How do you remain relevant as a brand?
Today we’re not just competing for relevancy as brands, but for busy people’s time and attention. It’s tied to a bigger shift in our culture–that consumers are no longer subservient to brands. Where in the past, consumers may have depended on companies or organisations to tell them how to think or what to feel, today, individuals and communities determine a brand’s value and vitality.
At Gretel we talk about the need for clarity. We live in busy times with new distractions appearing every day. So when we’re lucky enough to receive anyone’s attention, every brand interaction needs to be quick and understandable. When nobody has the time to deconstruct or decode the intrinsics of your brand, we need to be clear.
What’s the advantage of having users as ambassadors of a brand?
Ambassadors maintain normality. Their voices cut through and somehow feel more real than any marketer’s message possibly could. There’s a lot to learn from those behaviours.

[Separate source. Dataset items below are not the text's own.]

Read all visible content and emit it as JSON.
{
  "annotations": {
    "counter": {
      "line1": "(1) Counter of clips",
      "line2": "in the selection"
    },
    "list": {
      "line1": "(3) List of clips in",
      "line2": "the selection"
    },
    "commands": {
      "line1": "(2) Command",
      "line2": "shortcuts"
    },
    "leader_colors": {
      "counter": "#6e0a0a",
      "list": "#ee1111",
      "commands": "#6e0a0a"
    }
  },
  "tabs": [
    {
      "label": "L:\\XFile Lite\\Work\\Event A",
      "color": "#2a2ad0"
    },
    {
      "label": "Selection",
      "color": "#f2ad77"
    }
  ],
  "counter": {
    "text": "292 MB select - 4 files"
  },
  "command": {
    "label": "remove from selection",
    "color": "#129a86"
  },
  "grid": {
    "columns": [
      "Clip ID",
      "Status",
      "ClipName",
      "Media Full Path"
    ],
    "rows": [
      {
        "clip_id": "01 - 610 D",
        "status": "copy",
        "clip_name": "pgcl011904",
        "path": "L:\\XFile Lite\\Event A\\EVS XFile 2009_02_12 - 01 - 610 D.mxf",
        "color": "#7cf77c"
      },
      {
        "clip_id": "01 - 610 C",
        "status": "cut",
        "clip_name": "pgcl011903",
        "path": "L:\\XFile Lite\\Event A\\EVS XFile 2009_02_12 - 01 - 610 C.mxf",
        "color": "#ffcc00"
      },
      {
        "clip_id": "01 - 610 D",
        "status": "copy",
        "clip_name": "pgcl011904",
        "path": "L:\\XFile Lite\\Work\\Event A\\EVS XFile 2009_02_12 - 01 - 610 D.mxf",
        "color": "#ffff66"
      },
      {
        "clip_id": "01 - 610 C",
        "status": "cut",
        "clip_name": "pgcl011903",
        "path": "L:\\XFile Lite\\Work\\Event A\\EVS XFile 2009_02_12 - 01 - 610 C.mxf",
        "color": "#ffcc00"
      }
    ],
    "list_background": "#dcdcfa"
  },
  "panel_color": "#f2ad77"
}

A major shortcoming of our industry is the perceived desire for brands to speak in overly clever or quippy ways. It has a bit to do with points around clarity, but even when we’re developing internal strategic language, we encourage simplicity. Anyone should be able to read it and understand very quickly what to do. That goes the same for external audiences and why those outside advocates are so important to progress brands forward.
Why is user-generated content on the rise? Do you think it’s essential to build solid brand communities?

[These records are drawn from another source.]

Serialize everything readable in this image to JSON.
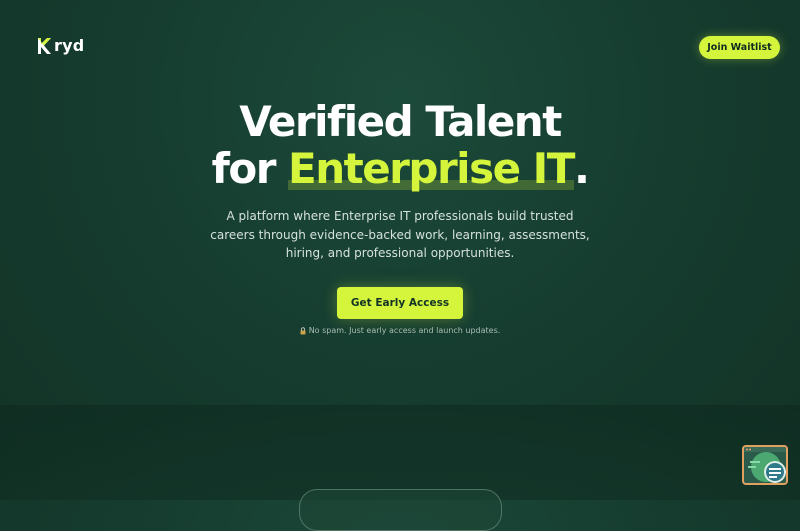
{
  "header": {
    "logo_text": "ryd",
    "logo_mark": "K",
    "join_button_label": "Join Waitlist"
  },
  "hero": {
    "headline_line1": "Verified Talent",
    "headline_prefix": "for ",
    "headline_accent": "Enterprise IT",
    "headline_suffix": ".",
    "subtitle": "A platform where Enterprise IT professionals build trusted careers through evidence-backed work, learning, assessments, hiring, and professional opportunities.",
    "cta_label": "Get Early Access",
    "note_text": "No spam. Just early access and launch updates."
  },
  "colors": {
    "accent": "#d4f53c",
    "background": "#163d30"
  },
  "icons": {
    "logo": "kryd-logo-icon",
    "note": "lock-icon",
    "widget": "chat-widget-icon"
  }
}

There’s a fluidity between consumers and communications platforms today that allow us all to become fans and critics. Consumers will continue to create more and more on behalf of brands every day, with or without them. If brands can somehow be part of that conversation, that’s great.
Admittedly, I don’t think it’s essential for every brand and that truth should be evident within the brand’s core ethos and essence. If community building or behaving with a sense of belonging somehow connects to the brand’s purpose, then it needs to be practised, not just preached. But if it doesn’t, we shouldn’t force it. Not every brand is the same and not everyone should feel the need to build community. Jumping on that bandwagon, especially today, can actually be detrimental in building the kinds of connections that cultivate community in the first place.

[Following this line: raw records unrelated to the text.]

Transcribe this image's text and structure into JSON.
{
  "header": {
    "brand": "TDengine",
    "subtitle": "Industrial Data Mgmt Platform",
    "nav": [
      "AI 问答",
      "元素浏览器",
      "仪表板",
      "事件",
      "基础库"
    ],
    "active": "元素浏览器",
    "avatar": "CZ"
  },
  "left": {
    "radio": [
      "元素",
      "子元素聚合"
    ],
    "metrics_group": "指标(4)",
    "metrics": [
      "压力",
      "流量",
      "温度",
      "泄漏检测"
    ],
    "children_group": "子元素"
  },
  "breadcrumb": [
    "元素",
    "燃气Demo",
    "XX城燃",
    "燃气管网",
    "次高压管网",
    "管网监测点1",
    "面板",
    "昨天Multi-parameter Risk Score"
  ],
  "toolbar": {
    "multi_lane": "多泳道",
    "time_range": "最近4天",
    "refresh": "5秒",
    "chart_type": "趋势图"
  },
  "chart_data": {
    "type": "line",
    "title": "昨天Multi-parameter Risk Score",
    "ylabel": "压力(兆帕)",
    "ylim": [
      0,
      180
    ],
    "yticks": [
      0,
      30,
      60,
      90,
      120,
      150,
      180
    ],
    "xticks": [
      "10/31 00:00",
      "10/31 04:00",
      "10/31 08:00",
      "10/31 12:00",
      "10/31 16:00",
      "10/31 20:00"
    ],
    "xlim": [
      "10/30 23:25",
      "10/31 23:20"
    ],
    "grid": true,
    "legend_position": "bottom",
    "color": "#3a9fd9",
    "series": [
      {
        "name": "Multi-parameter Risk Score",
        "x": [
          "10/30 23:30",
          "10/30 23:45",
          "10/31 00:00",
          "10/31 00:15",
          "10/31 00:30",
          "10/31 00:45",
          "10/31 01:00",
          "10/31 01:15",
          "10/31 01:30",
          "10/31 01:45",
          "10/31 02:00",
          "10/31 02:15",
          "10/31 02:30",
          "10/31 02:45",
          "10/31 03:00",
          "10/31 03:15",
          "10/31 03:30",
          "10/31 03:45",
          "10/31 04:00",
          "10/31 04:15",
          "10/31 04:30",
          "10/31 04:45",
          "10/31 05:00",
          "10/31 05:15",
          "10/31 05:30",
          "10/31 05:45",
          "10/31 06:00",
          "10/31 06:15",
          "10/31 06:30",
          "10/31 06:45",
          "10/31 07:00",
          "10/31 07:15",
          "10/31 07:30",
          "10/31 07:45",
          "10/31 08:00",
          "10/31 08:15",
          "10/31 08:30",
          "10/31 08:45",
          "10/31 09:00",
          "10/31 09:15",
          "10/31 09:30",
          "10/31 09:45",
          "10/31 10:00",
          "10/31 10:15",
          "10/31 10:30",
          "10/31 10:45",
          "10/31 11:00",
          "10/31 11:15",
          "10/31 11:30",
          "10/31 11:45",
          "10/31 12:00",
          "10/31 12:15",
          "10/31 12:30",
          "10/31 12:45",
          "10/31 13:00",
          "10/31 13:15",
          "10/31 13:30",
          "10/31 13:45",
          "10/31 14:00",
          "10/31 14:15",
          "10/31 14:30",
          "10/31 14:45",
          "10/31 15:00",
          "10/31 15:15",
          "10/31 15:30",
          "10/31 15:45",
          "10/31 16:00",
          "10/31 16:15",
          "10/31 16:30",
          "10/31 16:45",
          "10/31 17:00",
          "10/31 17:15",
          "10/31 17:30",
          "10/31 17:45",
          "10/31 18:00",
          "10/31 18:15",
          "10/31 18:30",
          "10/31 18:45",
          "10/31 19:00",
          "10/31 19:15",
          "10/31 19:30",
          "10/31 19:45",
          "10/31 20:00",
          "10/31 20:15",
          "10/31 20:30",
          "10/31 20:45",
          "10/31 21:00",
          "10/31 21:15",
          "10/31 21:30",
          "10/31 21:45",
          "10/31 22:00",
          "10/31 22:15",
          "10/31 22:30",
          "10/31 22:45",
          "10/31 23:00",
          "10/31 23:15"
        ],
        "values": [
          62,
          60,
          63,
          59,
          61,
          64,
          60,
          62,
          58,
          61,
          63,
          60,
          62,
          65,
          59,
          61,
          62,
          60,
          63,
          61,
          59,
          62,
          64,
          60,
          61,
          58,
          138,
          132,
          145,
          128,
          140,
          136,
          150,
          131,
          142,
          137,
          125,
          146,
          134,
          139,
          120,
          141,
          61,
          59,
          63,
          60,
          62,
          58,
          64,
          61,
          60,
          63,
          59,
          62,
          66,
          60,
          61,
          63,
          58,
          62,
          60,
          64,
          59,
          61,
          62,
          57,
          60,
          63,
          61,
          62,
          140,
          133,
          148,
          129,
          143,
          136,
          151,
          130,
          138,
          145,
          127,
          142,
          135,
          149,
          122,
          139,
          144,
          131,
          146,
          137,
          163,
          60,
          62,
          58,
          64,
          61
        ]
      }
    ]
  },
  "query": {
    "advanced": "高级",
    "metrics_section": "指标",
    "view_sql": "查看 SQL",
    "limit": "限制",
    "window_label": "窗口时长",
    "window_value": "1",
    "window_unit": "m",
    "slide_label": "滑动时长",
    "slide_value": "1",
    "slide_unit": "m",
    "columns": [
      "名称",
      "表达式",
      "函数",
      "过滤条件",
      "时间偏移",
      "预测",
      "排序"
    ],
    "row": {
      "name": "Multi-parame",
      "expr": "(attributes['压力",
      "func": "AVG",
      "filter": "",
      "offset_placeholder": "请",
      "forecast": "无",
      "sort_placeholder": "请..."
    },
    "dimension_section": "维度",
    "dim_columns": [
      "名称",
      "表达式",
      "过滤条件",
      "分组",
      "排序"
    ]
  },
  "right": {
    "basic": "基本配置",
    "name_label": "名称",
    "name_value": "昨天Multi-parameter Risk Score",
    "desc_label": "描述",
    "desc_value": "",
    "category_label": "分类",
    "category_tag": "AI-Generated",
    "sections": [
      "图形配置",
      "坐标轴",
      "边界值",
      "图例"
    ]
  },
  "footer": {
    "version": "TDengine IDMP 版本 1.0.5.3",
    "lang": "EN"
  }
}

How can you render users co-creators of the brands they love?
Like community, co-creation shouldn’t be a mandate for every brand. But to do it successfully, consumers need a clear role. In rethinking Nike’s customisation offering last year, the idea of co-creation was central to Gretel’s strategy.
Nike’s heritage has always been to uplift all athletes. And the creation of Nike iD twenty years ago was the brand’s first entry into augmenting that momentum. Today, customisation has become even more meaningful and consumers have even greater control. People want to inject personal stories and individuality in everything they purchase--they want their input to affect the brand’s output.
These insights led us to evolve Nike iD into Nike By You, which stands to flatten the field, serving all athletes and empowering expression through a true sense of co-creation with the Nike brand. So that a local football star in East London can feel on the same level as Lebron in collaborating with the brand.
The new name reflected this shift but so did the visual identity--essentially a system constructed of two layers. One layer represents Nike as the technical innovator, making their components and expertise available to all. The second layer was the “You” layer, which adds the creativity, expression and style expressed by all kinds of athletes and creators. Together, these elements form the new world of Nike By You and give consumers a very clear role as a collaborator in the co-creation process.
How do you build engagement against increasingly shorter attention spans?
As consumers and cultures become more fluid, the way we design brands needs to reflect that reality–creating identity systems based on principles rather than rigid rules, allowing brands to adapt and respond around consumer shifts and needs. By designing brands to navigate around consumers rather than asking audiences to do all the work, we can be designing engagements that feel more intuitive, presenting less opportunity for distraction.